South Korea and Japan which were major investors in China were keen to relocate. Taiwan wanted to de-risk itself from rising threats from China by shifting part of the production bases to safer destinations. India is gaining significantly from these trends. From Samsung of South Korea to Foxconn (supplier to Apple) of Taiwan all are investing in India as their global production base.
The results are visible in India’s export performance. While global trade remains depressed and is expected to rise by a mere 1% this year, India’s total exports in April-September 2022 period is up by 21% to $382 billion. Goods exports are up by 17% and services by 28%. The Indian government is confident that goods export to increase by 10-12% this year.
Unlike China’s declining growth, India maintained steady growth over the last decade. A look at the quarterly GDP growth data will tell, India is now firing from all cylinders. Notably, domestic demand is playing a crucial role in pushing India’s growth numbers.
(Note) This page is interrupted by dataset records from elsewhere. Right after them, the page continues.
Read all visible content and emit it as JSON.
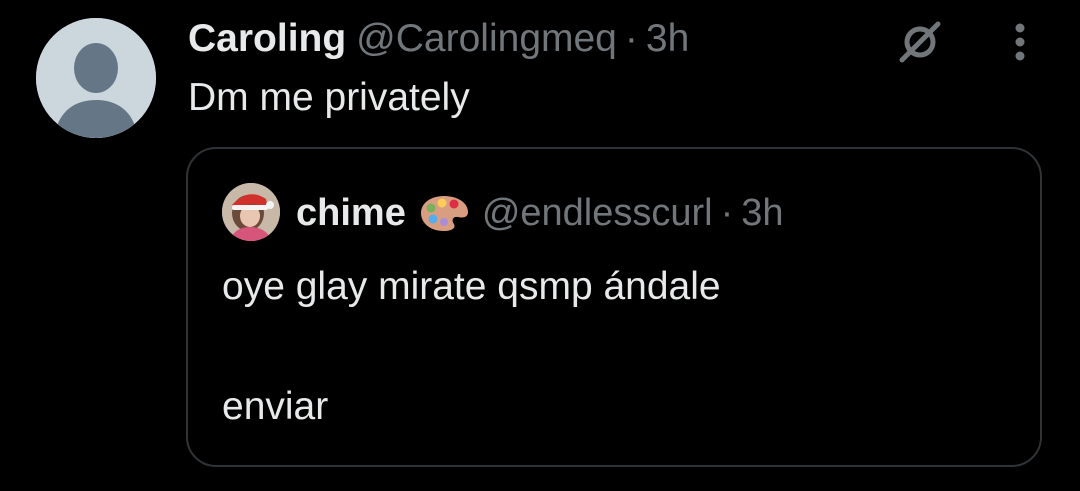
{
  "tweet": {
    "display_name": "Caroling",
    "handle": "@Carolingmeq",
    "separator": "·",
    "time": "3h",
    "text": "Dm me privately",
    "avatar_icon": "default-avatar-icon",
    "grok_icon": "grok-icon",
    "more_icon": "more-vertical-icon"
  },
  "quoted": {
    "display_name": "chime",
    "name_emoji_icon": "artist-palette-icon",
    "handle": "@endlesscurl",
    "separator": "·",
    "time": "3h",
    "text_line1": "oye glay mirate qsmp ándale",
    "text_line2": "enviar"
  },
  "colors": {
    "background": "#000000",
    "primary_text": "#e7e9ea",
    "secondary_text": "#71767b",
    "border": "#2f3336",
    "default_avatar_bg": "#ccd6dd",
    "default_avatar_fg": "#657786"
  }
}
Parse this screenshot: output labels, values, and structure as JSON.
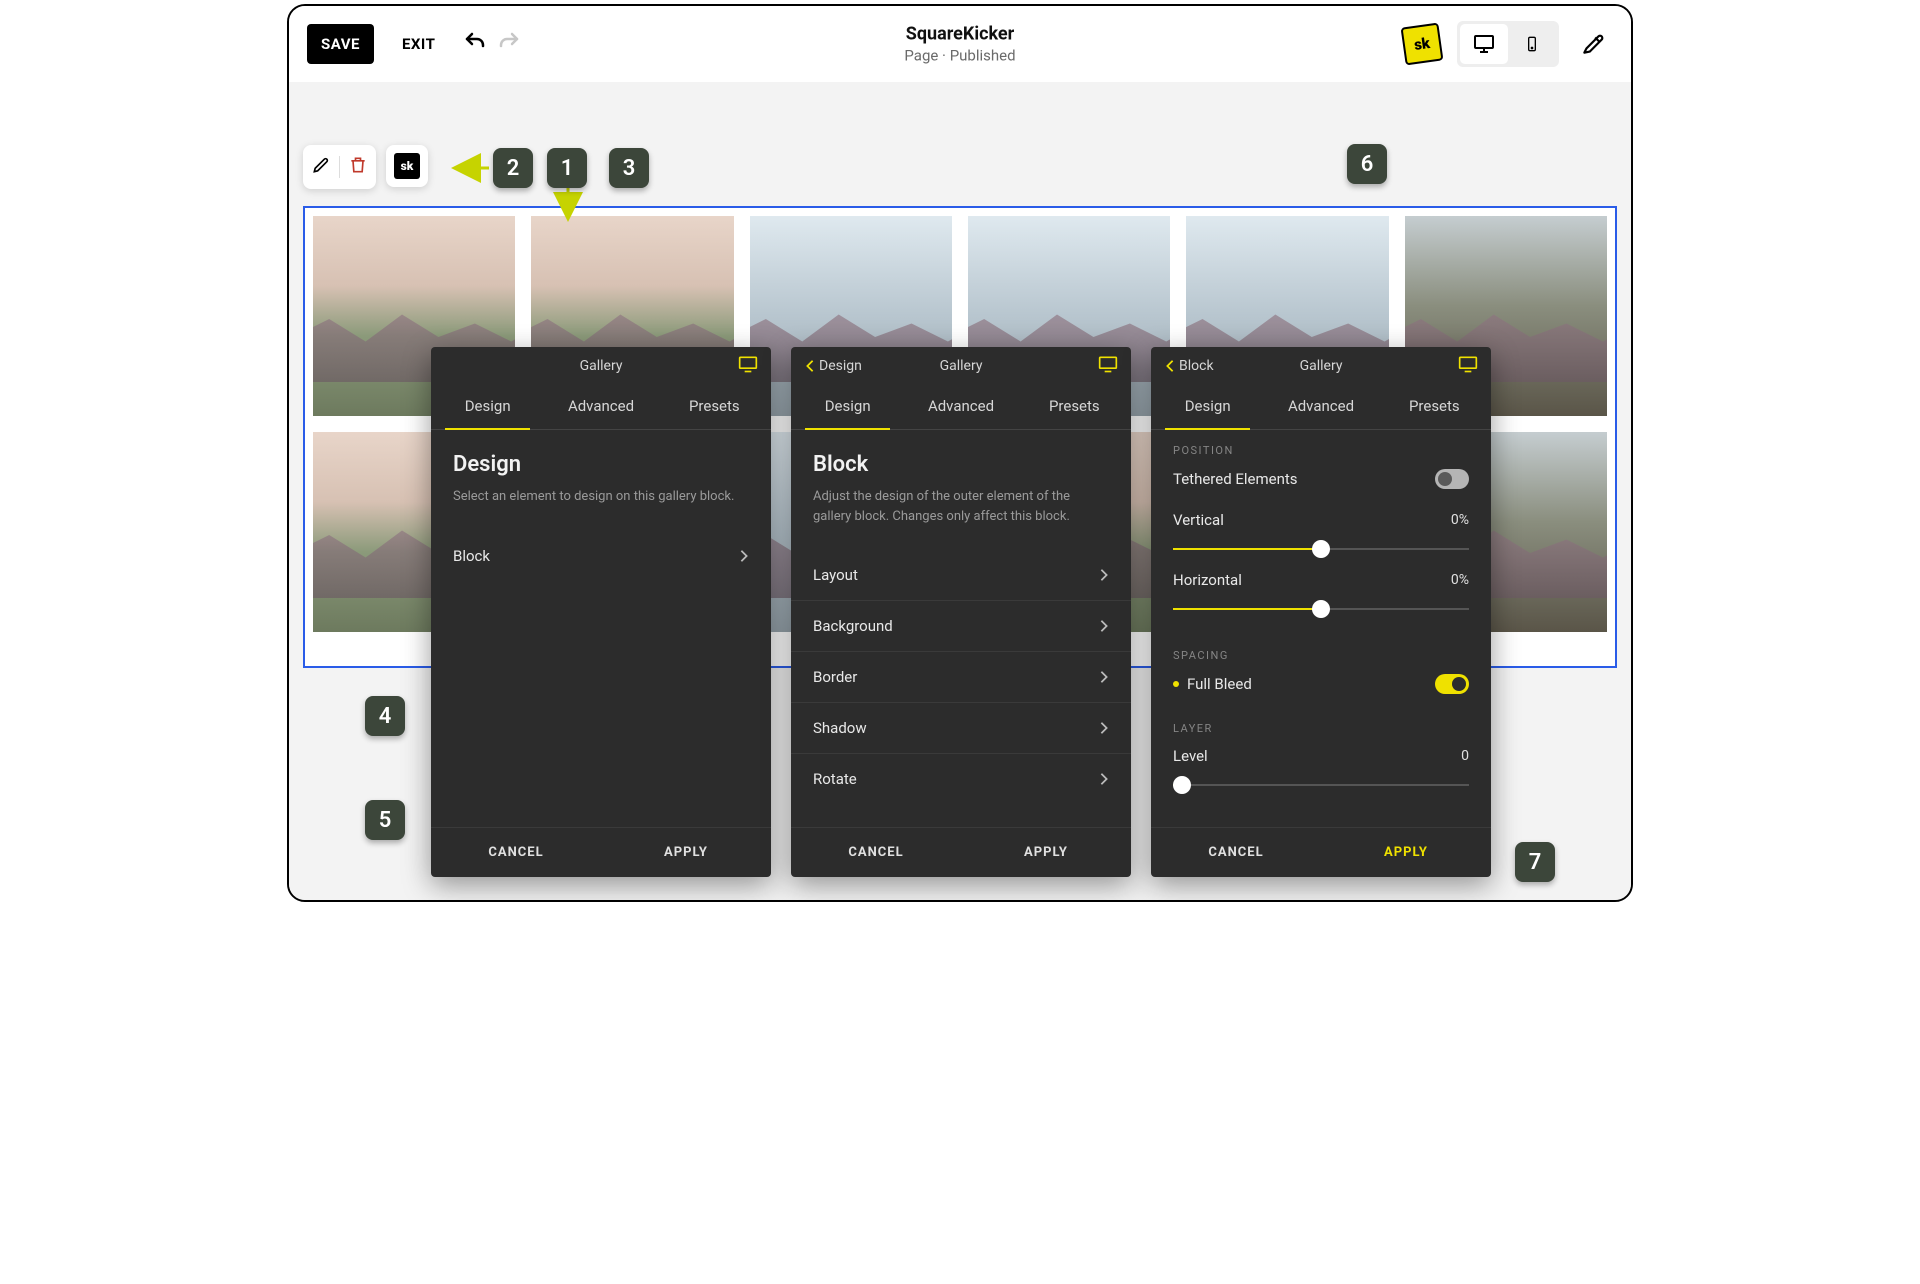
{
  "topbar": {
    "save": "SAVE",
    "exit": "EXIT",
    "title": "SquareKicker",
    "subtitle": "Page · Published",
    "sk_logo": "sk"
  },
  "block_toolbar": {
    "sk": "sk"
  },
  "panel1": {
    "header_title": "Gallery",
    "tabs": {
      "design": "Design",
      "advanced": "Advanced",
      "presets": "Presets"
    },
    "h1": "Design",
    "sub": "Select an element to design on this gallery block.",
    "items": [
      "Block"
    ],
    "cancel": "CANCEL",
    "apply": "APPLY"
  },
  "panel2": {
    "back": "Design",
    "header_title": "Gallery",
    "tabs": {
      "design": "Design",
      "advanced": "Advanced",
      "presets": "Presets"
    },
    "h1": "Block",
    "sub": "Adjust the design of the outer element of the gallery block. Changes only affect this block.",
    "items": [
      "Layout",
      "Background",
      "Border",
      "Shadow",
      "Rotate"
    ],
    "cancel": "CANCEL",
    "apply": "APPLY"
  },
  "panel3": {
    "back": "Block",
    "header_title": "Gallery",
    "tabs": {
      "design": "Design",
      "advanced": "Advanced",
      "presets": "Presets"
    },
    "position": {
      "label": "POSITION",
      "tethered": "Tethered Elements",
      "vertical": {
        "label": "Vertical",
        "value": "0%",
        "percent": 50
      },
      "horizontal": {
        "label": "Horizontal",
        "value": "0%",
        "percent": 50
      }
    },
    "spacing": {
      "label": "SPACING",
      "full_bleed": "Full Bleed"
    },
    "layer": {
      "label": "LAYER",
      "level_label": "Level",
      "level_value": "0",
      "percent": 3
    },
    "cancel": "CANCEL",
    "apply": "APPLY"
  },
  "callouts": {
    "1": "1",
    "2": "2",
    "3": "3",
    "4": "4",
    "5": "5",
    "6": "6",
    "7": "7"
  }
}
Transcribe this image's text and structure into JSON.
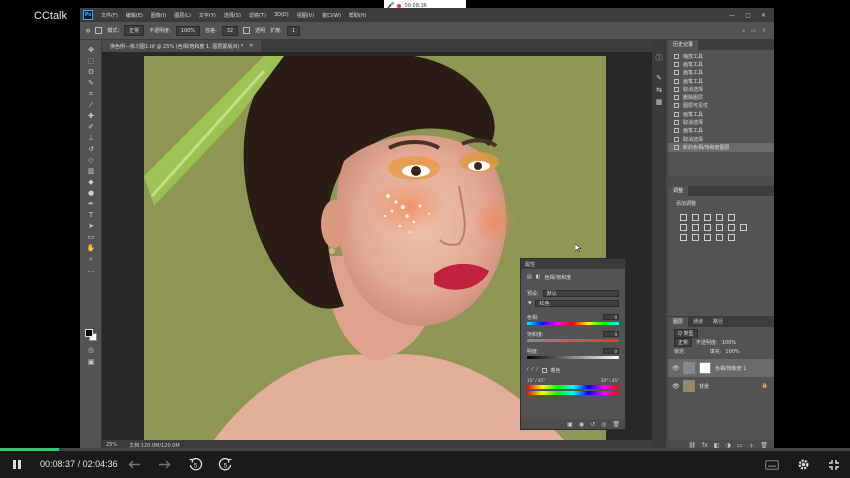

The chain of events forced Chinese Vice-Premier Liu He to take a relook at China’s growth strategies. As the export-led growth model is facing increasing vulnerability, domestic demand could have rescued the Chinese economy. Beijing tried to push domestic demand but the effort didn’t yield desired results as yet. As in 2022, massive spending on infrastructure – up 8.6 per cent, year on year, in the first nine months – failed to turn around the lacklustre industrial growth scenario.
It means, there is no escape from export-led growth either in the immediate run. That's possible if China gives up its belligerence and adheres to global norms. That’s exactly the prescription of Liu He. “The vice-premier insisted that China must adhere to a high level of opening, deeply participate in the global industrial division, and “interact actively” with the outside world,” SCMP reported.
Obviously, the sermon was given in conformity with the party line. But the message was clear: China is getting isolated and that’s risky. “We should aim for international high-standard economic and trade rules, and creates a market-oriented, law-based and international business environment,” Liu was quoted saying by the newspaper.